IGel-Monitor gleicht Informationsdefizite der Patienten aus

Der IGeL-Monitor unterstützt Patienten, eine informierte Entscheidung zu treffen – dies hat auch die Evaluation bestätigt. „82 Prozent der Befragten geben an, sie würden den IGeL-Monitor erneut besuchen. Drei Viertel der Nutzer sagen, dass sie ihre Entscheidung für oder gegen ein IGeL-Angebot überdenken würden, wenn sie die Informationen vorher gehabt hätten“, erklärt Dr. Christian Weymayr, freier Medizinjournalist und Projektleiter IGeL-Monitor. „Das zeigt auch: Der IGeL-Monitor gleicht Informationsdefizite der Patienten aus. Die Patienten sehen die Informationen als hilfreich, glaubwürdig und entscheidungsrelevant an.“

Hintergrund:

Die Bewertungen des IGeL-Monitors basieren auf den Methoden der Evidenzbasierten Medizin (EbM). Das heißt: Für die Bewertung von Nutzen und Schaden einer IGeL-Leistung recherchiert das Team aus Medizinern und Methodikern beim MDS in medizinischen Datenbanken. Die Wissenschaftler tragen die Informationen nach einer definierten Vorgehensweise zusammen und werten sie systematisch aus.
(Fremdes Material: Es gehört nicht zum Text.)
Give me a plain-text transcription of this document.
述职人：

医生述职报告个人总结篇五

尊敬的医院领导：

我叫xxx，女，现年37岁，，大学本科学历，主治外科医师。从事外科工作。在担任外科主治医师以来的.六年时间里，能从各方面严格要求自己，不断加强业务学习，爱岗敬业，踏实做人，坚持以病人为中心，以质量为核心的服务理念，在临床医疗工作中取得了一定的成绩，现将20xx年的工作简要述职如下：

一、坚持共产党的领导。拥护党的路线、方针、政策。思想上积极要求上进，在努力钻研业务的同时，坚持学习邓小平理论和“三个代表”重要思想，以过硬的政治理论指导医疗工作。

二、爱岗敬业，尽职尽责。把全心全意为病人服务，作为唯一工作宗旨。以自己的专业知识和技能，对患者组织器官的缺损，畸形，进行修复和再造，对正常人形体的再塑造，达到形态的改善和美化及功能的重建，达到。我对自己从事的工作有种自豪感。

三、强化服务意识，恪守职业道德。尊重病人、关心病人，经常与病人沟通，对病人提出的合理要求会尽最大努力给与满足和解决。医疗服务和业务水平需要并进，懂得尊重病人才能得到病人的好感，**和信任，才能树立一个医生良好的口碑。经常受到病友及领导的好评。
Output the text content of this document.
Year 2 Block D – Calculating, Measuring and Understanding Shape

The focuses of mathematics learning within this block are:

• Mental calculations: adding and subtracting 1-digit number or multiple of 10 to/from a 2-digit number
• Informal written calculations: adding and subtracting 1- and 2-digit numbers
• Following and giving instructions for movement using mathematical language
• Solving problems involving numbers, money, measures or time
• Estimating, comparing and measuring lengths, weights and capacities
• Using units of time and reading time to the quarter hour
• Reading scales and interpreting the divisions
Das IGeL-Team wägt Nutzen und Schaden gegeneinander ab und fasst das Ergebnis in einer Bewertungsaussage zusammen, die von „positiv“, „tendenziell positiv“ und „unklar“ bis zu „tendenziell negativ“ und „negativ“ reicht. Alle Analyseschritte einer Bewertung sind auf dem IGeL-Monitor dokumentiert. Jede bewertete IGeL wird in mehreren Ebenen dargestellt, die von Stufe zu Stufe ausführlicher und fachlicher wer-den: von der zusammenfassenden Bewertungsaussage bis hin zu den für ein Fachpublikum hinterlegten Ergebnissen der wissenschaftlichen Recherche und Analyse. Versicherte erfahren außerdem, welche Leistungen von den gesetzlichen Krankenkassen bei den Beschwerden übernommen werden, für die der Arzt ihnen die IGeL-Leistung anbietet. Sie erhalten auch Auskunft über die Preisspanne, zu der eine IGeL angeboten wird. Und schließlich gibt der IGeL-Monitor Tipps, wie sich Versicherte im konkreten Fall verhalten können, wenn ihnen IGeL angeboten werden.

Der MDS berät den GKV-Spitzenverband in allen medizinischen und pflegerischen Fragen, die diesem qua Gesetz zugewiesen sind. Er koordiniert und fördert die Durchführung der Aufgaben und die Zusammenarbeit der Medizinischen Dienste der Krankenversicherung (MDK) auf Landesebene in medizinischen und organisatorischen Fragen

Gutverdiener bekommen vom Arzt besonders häufig IGeL-Leistung angeboten

Quelle "Grafik: Techniker Krankenkasse"

Quelle „Grafik: Techniker Krankenkasse“

 

Im Schnitt haben sieben von zehn gesetzlich Versicherten mit einem monatlichen Haushaltsnettoeinkommen von mehr als 3.000 Euro mindestens einmal eine IGeL-Leistung vom Arzt angeboten bekommen. Bei Befragten mit einem Einkommen unter 1.5000 Euro sind es vier von zehn. Das zeigt der TK-Meinungspuls 2016. Betrachtet man das Geschlecht der Versicherten, erhalten Frauen häufiger als Männer eine Selbstzahler-Leistung angeboten (55 zu 45 Prozent).

IGeL-Leistungen: Jeder dritte Patient ohne schriftliche Vereinbarung

Mehr als jeder dritte Patient (36 Prozent) bekommt nichts Schriftliches in die Hand, wenn er beim Arzt eine sogenannte Individuelle Gesundheitsleistung (IGeL) in Anspruch nimmt. Das zeigt der TK-Meinungspuls 2016. IGeL gehören per Gesetz nicht zum Katalog der Krankenkassen und müssen privat gezahlt werden. Generell gilt: Der Arzt ist verpflichtet, den Patienten vor Beginn der Behandlung schriftlich über die Kosten zu informieren und mit ihm einen schriftlichen Behandlungsvertrag abzuschließen.